By Liz Wolfe

Eateries have adapted to COVID in countless ways. Hostesses take our temperatures upon entry. We scan QR codes instead of reading paper menus. We are served by masked waiters. In some cities, unsightly plexiglass barriers have appeared between tables and bar seats.

Restaurants should be given broad latitude to adapt how they see fit, to best protect their workers and return a degree of confidence to their customers. But some of these adaptations verge on hygiene theater. When those plexiglass barriers are used in classrooms, they “might be making things worse by blocking ventilation,” to quote Zeynep Tufekci, who then points to a new study in Science.

For a virus that spreads via airborne transmission of aerosols—something scientists have known for many months, though it took the World Health Organization until the end of April to update its guidance—these plastic barriers between diners were always a confusing addition. Think of the particles that disperse through the air when someone smokes a cigarette. A plastic barrier wouldn’t prevent you from smelling that cigarette and breathing some of that same air.

It would be one thing if this form of hygiene theater was limited to restaurants.But school districts across the country have forced children to try to learn while encased in plexiglass desk dividers—that is, if they’ve allowed kids to return to full-time in-person schooling at all.

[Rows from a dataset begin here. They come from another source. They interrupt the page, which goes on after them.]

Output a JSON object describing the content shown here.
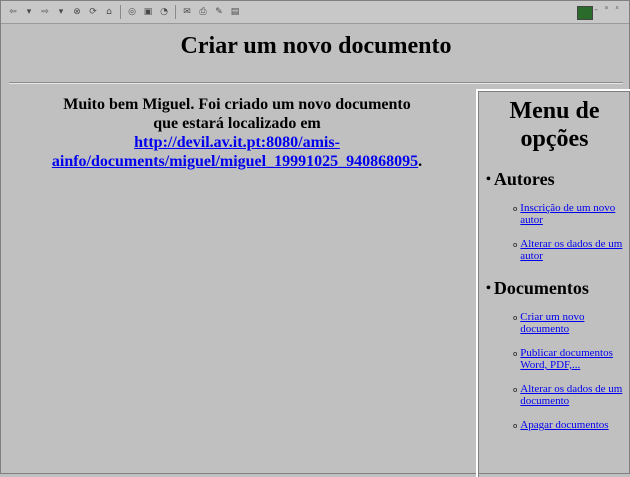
{
  "toolbar": {
    "icons": [
      "back-icon",
      "forward-icon",
      "stop-icon",
      "refresh-icon",
      "home-icon",
      "search-icon",
      "favorites-icon",
      "history-icon",
      "mail-icon",
      "print-icon",
      "edit-icon",
      "discuss-icon"
    ],
    "right_text": "- ᵃ ˣ"
  },
  "page": {
    "title": "Criar um novo documento"
  },
  "main": {
    "message_line1": "Muito bem Miguel. Foi criado um novo documento",
    "message_line2": "que estará localizado em",
    "link_text": "http://devil.av.it.pt:8080/amis-ainfo/documents/miguel/miguel_19991025_940868095",
    "link_suffix": "."
  },
  "menu": {
    "title": "Menu de opções",
    "sections": [
      {
        "label": "Autores",
        "items": [
          {
            "label": "Inscrição de um novo autor"
          },
          {
            "label": "Alterar os dados de um autor"
          }
        ]
      },
      {
        "label": "Documentos",
        "items": [
          {
            "label": "Criar um novo documento"
          },
          {
            "label": "Publicar documentos Word, PDF,..."
          },
          {
            "label": "Alterar os dados de um documento"
          },
          {
            "label": "Apagar documentos"
          }
        ]
      }
    ]
  }
}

Not only does this make it harder for children to connect with their friends and teachers, but forcing them to learn this way may lead them to speak up louder to be heard—an act that increases aerosol production and is more likely to spread COVID than speaking at a quieter volume. Given the incredibly low risk of death to children posed by COVID, and the mounting evidence that Plexiglass barriers do not make people safer, it’s past time to remove them; a kindergarten classroom shouldn’t be filled with thick, see-through partitions like a convenience store in a bad part of town.

Some might counter that if they make people feel safer, that ought to be reason enough to keep plexiglass barriers in place. But this is misguided. Hygiene theater gives people a false understanding of how this virus actually works and which preventative measures to take. Pervasive COVID anxiety should not be used to justify silly rituals, especially when there’s good evidence a ritual may hurt us in the end.